Part of course: Exam 1

• Numbers and numerical calculations, formulas, units.
• Plan and space geometry, trigonometry of right triangles.
• Algebra: Polynomials, rational expressions, solving equations, linear inequalities.
• Functions of: Linear functions, linear equations, polynomial functions, exponential and power functions, scientific notation and logarithms. Solving equations

Part of course: Exam 2

• Changes in speeds and derivatives, chain rule (introduction).
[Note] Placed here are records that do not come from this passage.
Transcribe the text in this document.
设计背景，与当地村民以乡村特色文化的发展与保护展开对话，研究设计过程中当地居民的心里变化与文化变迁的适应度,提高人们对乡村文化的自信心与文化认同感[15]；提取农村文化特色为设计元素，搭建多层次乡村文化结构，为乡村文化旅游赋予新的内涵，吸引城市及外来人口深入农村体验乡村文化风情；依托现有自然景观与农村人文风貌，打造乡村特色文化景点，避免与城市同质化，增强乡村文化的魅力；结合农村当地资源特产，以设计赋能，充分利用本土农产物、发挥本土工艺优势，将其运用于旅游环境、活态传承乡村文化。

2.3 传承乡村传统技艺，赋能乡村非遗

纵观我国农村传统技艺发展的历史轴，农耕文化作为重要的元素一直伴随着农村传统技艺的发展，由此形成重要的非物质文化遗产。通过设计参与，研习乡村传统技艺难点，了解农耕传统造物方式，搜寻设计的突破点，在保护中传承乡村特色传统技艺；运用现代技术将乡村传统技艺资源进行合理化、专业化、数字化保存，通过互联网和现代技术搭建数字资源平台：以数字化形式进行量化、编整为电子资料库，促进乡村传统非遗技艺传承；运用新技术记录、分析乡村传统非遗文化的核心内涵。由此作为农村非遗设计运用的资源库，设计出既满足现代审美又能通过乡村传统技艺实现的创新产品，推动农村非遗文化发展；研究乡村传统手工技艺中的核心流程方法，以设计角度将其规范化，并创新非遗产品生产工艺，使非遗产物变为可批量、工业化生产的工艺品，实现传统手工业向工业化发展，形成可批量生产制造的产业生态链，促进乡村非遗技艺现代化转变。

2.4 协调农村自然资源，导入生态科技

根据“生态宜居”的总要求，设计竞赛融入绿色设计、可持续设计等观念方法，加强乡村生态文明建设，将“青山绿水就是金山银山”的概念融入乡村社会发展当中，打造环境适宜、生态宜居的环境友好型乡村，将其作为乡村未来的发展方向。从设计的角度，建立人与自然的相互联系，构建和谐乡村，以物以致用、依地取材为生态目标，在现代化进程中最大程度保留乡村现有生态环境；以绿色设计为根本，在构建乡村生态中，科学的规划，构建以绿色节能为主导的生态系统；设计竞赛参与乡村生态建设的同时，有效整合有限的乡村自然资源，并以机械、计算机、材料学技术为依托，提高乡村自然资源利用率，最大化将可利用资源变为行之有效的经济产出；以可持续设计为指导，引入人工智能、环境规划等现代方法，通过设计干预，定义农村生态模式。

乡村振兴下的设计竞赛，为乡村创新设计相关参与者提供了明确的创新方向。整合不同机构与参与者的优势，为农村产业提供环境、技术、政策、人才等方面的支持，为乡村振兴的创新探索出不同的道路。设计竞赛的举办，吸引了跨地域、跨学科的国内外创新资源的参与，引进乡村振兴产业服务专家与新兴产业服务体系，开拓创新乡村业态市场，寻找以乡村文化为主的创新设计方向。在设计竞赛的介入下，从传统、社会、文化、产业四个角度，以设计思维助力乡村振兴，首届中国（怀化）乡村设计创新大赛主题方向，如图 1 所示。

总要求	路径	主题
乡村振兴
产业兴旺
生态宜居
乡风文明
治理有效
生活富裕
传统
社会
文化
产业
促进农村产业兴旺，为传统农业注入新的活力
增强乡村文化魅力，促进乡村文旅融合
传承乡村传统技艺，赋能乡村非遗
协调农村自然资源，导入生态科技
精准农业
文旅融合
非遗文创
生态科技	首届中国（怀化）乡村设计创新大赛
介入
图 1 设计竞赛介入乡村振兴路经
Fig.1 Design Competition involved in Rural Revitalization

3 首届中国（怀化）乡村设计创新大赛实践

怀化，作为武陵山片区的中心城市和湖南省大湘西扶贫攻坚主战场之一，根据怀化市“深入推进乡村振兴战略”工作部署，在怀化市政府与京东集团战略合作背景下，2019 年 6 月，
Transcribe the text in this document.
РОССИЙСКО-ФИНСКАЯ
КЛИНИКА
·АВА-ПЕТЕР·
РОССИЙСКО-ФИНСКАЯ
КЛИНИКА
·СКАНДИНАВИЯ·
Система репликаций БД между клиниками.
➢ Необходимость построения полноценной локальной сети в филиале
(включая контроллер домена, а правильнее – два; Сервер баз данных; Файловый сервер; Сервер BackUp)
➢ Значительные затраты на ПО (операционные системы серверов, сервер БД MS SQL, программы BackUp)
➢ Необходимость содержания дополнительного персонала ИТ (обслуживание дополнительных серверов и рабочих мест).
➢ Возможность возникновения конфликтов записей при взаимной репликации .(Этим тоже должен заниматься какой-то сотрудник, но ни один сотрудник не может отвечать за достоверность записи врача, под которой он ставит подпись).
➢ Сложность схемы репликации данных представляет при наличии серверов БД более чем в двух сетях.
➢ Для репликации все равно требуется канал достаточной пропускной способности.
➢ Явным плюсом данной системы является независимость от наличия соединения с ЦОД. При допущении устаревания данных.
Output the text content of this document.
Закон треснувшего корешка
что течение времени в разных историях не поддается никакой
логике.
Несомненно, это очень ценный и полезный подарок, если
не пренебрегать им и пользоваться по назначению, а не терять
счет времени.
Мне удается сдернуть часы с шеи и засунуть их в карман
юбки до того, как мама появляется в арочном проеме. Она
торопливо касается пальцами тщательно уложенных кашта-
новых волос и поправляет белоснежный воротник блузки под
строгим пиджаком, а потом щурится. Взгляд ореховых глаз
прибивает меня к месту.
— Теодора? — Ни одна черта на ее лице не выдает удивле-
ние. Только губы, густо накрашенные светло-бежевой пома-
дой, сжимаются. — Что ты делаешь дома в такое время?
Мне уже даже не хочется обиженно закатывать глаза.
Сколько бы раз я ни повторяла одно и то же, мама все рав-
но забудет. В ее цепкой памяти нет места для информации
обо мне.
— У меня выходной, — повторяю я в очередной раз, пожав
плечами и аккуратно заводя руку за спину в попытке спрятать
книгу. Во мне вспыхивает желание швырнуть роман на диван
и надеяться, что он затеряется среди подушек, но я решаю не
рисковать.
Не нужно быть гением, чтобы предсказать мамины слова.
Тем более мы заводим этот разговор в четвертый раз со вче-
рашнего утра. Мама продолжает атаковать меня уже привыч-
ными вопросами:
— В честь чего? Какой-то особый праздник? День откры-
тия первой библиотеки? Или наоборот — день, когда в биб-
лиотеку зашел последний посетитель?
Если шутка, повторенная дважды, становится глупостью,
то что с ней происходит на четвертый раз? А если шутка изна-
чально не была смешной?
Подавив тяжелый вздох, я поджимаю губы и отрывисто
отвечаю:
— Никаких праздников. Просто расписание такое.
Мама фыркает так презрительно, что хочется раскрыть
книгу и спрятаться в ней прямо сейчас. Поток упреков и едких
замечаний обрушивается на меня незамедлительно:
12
Curves and derivatives, extreme values, maximum and minimum value.
• Arithmetical and geometrical sequences and sums

OVERALL GOALS
The student will be given a basic understanding of and skills in mathematics, needed to be able to understand the mathematics courses, as part of the college and engineering programs.

Part of course: Exam 1

The student will after the course to:

• deal with numerical calculations with real numbers, written in different ways
• manage formulas
• calculate the correct devices enter perimeter and area for a few simple areas and areas and volumes of some simple cells
• using key rates and know the concepts of classical geometry
• apply trigonometry in right triangles
• simplify and transform algebraic polynomial expressions
• solve equations of the first and second degree, linear inequalities, root equations and also polynomial equations of higher degree by factoring or by substitution
• simplify and use rational expressions and solve equations containing rational expressions
• interpret and use the powers and logarithms with real exponents, and master the relevant laws such as counting the solution of equations
• explain the characteristics of linear and some non-linear functions
• work with linear equations in different forms, solve systems of equations using algebraic methods, and interpret the solution from the graphical view
• determine the maximum and minimum points by using the symmetry of the quadratic function
• set up, interpret, and illustrate linear functions, power functions and exponential functions as models of real events in different areas
• use their skills in problem solving and in their study subjects

Part of course: Exam 2

The student will after the course to:

• explain, illustrate, use and interpret the concept of changing coefficients and derivatives of a function and use these to describe the characteristics of a function and its graph
• derive and use the rules of differentiation for some basic power functions, exponential functions and use the chain rule
• describe why and how the number e is introduced
• to draw conclusions about a function's derivative and estimate the value of the derivative when the function is given by its graph
• use the relationship between a function's graph and its derivatives in different application contexts
• use mathematical models of various kinds, including those based on arithmetic and geometrical progressions

Basic qualifications for university studies and Mathematics B from high school or equivalent.

Natur o Kultur
Ma4000 CD ISBN 978-91-27-41704-5
Formler och tabeller ISBN 978-91-27-72279-8

Konvergenta
Matematik-1000 övningsuppgifter i matematik på gymnasienivå kurs C, D och E. ISBN: 9197370800

If the course is discontinued, students may request to be examined during the following two academic years.

• TEN1 - Examination, 6.0 credits, grading scale: A, B, C, D, E, FX, F
• TEN2 - Examination, 6.0 credits, grading scale: A, B, C, D, E, FX, F

Based on recommendation from KTH’s coordinator for disabilities, the examiner will decide how to adapt an examination for students with documented disability.

The examiner may apply another examination format when re-examining individual students.

When the written test is given bonus points can be counted, but only at the regular exam.

The final score is calculated as described in course-PM is based on all parts.
Written exam

Required reports, oral and / or in writing, of the selected data continuously during the course.

Per Ahlén

• All members of a group are responsible for the group's work.
• In any assessment, every student shall honestly disclose any help received and sources used.
• In an oral assessment, every student shall be able to present and answer questions about the entire assignment and solution.